Jannie appeared to ask a question.
“I don’t know when Mama will come,” Pieter said. His voice shook—with strain, with sadness.
“Go to sleep, children!” Val called.
Dead silence followed.
She went downstairs and found Elspie sitting by the kitchen grate, mending a pile of aged towels and tablecloths; they were of the very finest woven damask but in so tattered and frail a state that every prick of the needle seemed likely to start a new rent.
“Mercy!” Val exclaimed. “Are they worth the work?”
“They are until her leddyship thinks gude to purchase some new for the hoose,” replied Elspie with her sardonic smile.
Val was puzzled.
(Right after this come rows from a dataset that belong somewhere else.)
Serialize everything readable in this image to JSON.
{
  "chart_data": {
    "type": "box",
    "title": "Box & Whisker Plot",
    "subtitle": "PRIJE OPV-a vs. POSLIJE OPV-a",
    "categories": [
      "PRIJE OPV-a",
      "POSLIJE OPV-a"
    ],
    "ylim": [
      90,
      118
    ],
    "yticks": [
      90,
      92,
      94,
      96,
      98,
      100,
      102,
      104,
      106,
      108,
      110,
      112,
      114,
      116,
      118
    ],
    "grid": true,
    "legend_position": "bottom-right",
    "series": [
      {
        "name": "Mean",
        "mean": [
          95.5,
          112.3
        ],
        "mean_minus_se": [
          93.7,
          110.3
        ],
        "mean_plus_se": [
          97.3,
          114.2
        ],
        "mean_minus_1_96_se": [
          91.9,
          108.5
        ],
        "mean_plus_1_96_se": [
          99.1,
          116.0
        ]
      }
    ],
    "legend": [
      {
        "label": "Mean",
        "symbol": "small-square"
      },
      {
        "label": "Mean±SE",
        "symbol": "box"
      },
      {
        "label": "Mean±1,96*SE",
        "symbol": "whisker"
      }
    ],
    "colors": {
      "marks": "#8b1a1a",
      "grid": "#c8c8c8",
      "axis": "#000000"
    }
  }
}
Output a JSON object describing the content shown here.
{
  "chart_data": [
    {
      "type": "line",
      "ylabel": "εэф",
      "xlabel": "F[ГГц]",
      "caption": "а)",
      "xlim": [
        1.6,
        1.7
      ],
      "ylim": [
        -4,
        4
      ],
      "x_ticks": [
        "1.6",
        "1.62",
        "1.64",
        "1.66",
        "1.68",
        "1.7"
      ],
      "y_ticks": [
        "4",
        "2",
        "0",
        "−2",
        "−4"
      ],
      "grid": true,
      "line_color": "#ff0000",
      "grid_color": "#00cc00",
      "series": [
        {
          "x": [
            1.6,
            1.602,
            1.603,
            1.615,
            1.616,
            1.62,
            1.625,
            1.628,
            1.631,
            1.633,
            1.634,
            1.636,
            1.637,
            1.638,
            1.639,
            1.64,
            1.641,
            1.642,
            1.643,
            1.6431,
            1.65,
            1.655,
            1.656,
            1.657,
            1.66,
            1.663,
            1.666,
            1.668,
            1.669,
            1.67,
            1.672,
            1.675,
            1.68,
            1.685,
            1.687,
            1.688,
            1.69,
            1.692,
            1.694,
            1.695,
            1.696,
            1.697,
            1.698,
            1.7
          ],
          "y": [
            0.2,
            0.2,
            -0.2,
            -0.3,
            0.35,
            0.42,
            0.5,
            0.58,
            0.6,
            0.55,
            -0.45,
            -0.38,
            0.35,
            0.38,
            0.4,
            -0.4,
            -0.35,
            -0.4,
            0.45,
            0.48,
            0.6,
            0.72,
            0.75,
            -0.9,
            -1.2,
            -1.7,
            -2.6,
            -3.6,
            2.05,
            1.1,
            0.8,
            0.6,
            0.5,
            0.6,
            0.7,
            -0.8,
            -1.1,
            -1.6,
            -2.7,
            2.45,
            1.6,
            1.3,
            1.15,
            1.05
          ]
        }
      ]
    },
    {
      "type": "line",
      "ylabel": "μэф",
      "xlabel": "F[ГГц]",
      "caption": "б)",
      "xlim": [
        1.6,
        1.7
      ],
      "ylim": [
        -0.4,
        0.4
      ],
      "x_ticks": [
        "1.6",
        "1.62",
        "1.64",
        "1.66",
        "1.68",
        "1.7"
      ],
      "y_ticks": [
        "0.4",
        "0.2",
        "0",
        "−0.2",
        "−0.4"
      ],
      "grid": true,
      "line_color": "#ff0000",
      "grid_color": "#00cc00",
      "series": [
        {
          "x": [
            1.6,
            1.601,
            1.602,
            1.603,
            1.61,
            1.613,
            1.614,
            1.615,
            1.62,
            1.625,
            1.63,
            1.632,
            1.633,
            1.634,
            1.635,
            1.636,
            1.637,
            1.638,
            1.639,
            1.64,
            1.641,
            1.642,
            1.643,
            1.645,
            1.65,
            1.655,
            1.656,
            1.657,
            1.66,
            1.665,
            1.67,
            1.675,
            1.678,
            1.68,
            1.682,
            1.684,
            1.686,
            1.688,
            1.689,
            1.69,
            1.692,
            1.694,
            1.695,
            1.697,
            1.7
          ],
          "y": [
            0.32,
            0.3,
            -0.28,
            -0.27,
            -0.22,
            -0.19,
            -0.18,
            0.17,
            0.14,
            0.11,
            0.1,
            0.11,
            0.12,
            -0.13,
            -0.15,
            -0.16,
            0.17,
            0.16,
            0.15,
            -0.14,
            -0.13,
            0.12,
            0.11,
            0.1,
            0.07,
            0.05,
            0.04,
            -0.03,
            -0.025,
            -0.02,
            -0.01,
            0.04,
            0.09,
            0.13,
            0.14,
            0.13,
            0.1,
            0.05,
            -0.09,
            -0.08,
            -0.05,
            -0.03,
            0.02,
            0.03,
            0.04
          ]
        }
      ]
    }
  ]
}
Could the Carsphairn ladies be really pressed for cash? She had vaguely understood that they commanded an immense fortune which would come to Kirstie when they died; but this house hardly suggested wealth; on the contrary; all around were evidences of neglect or parsimony: upholstery brittle with age, torn curtains, cracked panelling, peeling paint, dilapidated hangings and worn flooring. Val, however, felt a certain delicacy about asking Elspie about the state of Lady Stroma’s finances.
She did say, “Are you not afraid to be here alone at night, Elspie? It seems such a big place for one caretaker. Are there not valuable things here?”
Elspie sniffed her short laugh. “Ou, ay. There are pictures and stuff. But a’ the folk round aboot know it’s falling to bits. Castle Barebane, they call it. Forbye, what there is, her leddyship knows is safe enough. Naebody wad come pilfering here. They’re unco’ frightened o’ Thrawn Jane.”